Unicode

Brendan · Post by **Brendan** » Sat Mar 01, 2008 10:41 pm

Hi,

SpooK wrote:PS: As for UTF-8 being internally "appropriate" in an OS, at least you will have a strlen function that will be worth the function calling overhead

For a modern OS, the strlen function correctly returns the length of a zero terminated string in bytes (for both ASCII and UTF8).

For a modern OS, the strlen function never correctly returns the width that the string will be on the screen because modern OSs use proportional fonts - for example, the letter 'W' is a few pixels wider than the number '1'. You need to use a font engine to determine the width of the string on the screen for ASCII and/or UTF8.

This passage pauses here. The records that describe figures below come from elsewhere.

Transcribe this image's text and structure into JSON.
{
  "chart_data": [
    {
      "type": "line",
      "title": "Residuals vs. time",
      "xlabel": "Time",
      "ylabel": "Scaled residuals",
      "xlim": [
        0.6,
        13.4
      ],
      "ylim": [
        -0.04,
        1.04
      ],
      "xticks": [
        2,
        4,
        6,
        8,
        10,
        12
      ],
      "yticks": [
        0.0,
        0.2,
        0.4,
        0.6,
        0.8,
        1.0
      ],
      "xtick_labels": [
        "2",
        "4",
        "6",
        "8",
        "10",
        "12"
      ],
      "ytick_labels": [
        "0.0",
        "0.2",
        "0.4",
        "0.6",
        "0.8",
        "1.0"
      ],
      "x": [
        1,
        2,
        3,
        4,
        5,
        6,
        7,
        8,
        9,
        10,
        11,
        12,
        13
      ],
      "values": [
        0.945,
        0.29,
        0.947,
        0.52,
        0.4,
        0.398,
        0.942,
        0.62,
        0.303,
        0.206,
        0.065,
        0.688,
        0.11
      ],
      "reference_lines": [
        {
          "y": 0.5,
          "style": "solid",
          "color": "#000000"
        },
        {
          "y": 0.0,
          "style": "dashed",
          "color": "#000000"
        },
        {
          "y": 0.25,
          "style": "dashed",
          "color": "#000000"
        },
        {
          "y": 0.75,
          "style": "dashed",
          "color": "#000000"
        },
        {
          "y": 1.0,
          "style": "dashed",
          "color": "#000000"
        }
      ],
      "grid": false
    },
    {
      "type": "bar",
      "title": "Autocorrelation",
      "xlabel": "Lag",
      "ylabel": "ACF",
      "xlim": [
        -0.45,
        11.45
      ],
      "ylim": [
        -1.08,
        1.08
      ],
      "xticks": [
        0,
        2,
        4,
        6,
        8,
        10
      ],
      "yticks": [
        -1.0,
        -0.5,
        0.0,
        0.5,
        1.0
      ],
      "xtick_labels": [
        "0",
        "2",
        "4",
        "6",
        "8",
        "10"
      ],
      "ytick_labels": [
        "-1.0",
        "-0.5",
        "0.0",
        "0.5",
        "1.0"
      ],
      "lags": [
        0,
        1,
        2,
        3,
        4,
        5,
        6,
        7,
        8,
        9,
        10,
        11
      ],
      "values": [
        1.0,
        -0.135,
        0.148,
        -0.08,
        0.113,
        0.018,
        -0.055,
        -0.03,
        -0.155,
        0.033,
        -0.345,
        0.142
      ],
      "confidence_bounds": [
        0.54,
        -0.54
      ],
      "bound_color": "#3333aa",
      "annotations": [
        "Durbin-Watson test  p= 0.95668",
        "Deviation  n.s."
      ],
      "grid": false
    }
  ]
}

Therefore, the strlen function can be a simple "find the first zero" function and it won't matter if you're using ASCII or UTF8.

Note: I am *not* accusing anyone of writing a modern OS...

Cheers,

Brendan

Solar · Post by **Solar** » Sun Mar 02, 2008 5:17 am

mbrlen(), wcslen(), both in <wchar.h>, which has been part of the standard C library since 1995 (Amendment 1)...

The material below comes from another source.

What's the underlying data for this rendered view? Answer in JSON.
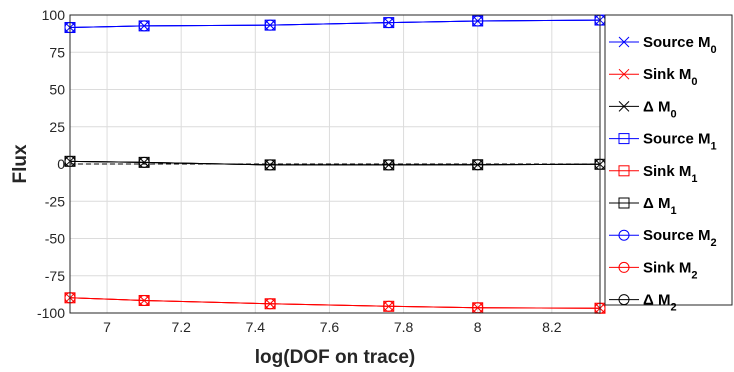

As for ASCII "not working", the problem with ASCII always was that you had to "guess" which ASCII variant a text was written in. When your guess was bad, your text was mangled.

jal · Post by **jal** » Tue Mar 04, 2008 6:53 am

Brendan wrote:For a modern OS, the strlen function correctly returns the length of a zero terminated string in bytes (for both ASCII and UTF8).

True, as that's defined by the C standard.

For a modern OS, the strlen function never correctly returns the width that the string will be on the screen

True as well, but I don't think anyone would expect that, as it depends on font face, point size and, as you mention, the actual characters. However, sometimes you'd like to know how many characters there are in a string. Whether or not to call that function strlen is not that important (unless you want to keep stricly C standard), but if UTF-8, you'll have to traverse the string.

JAL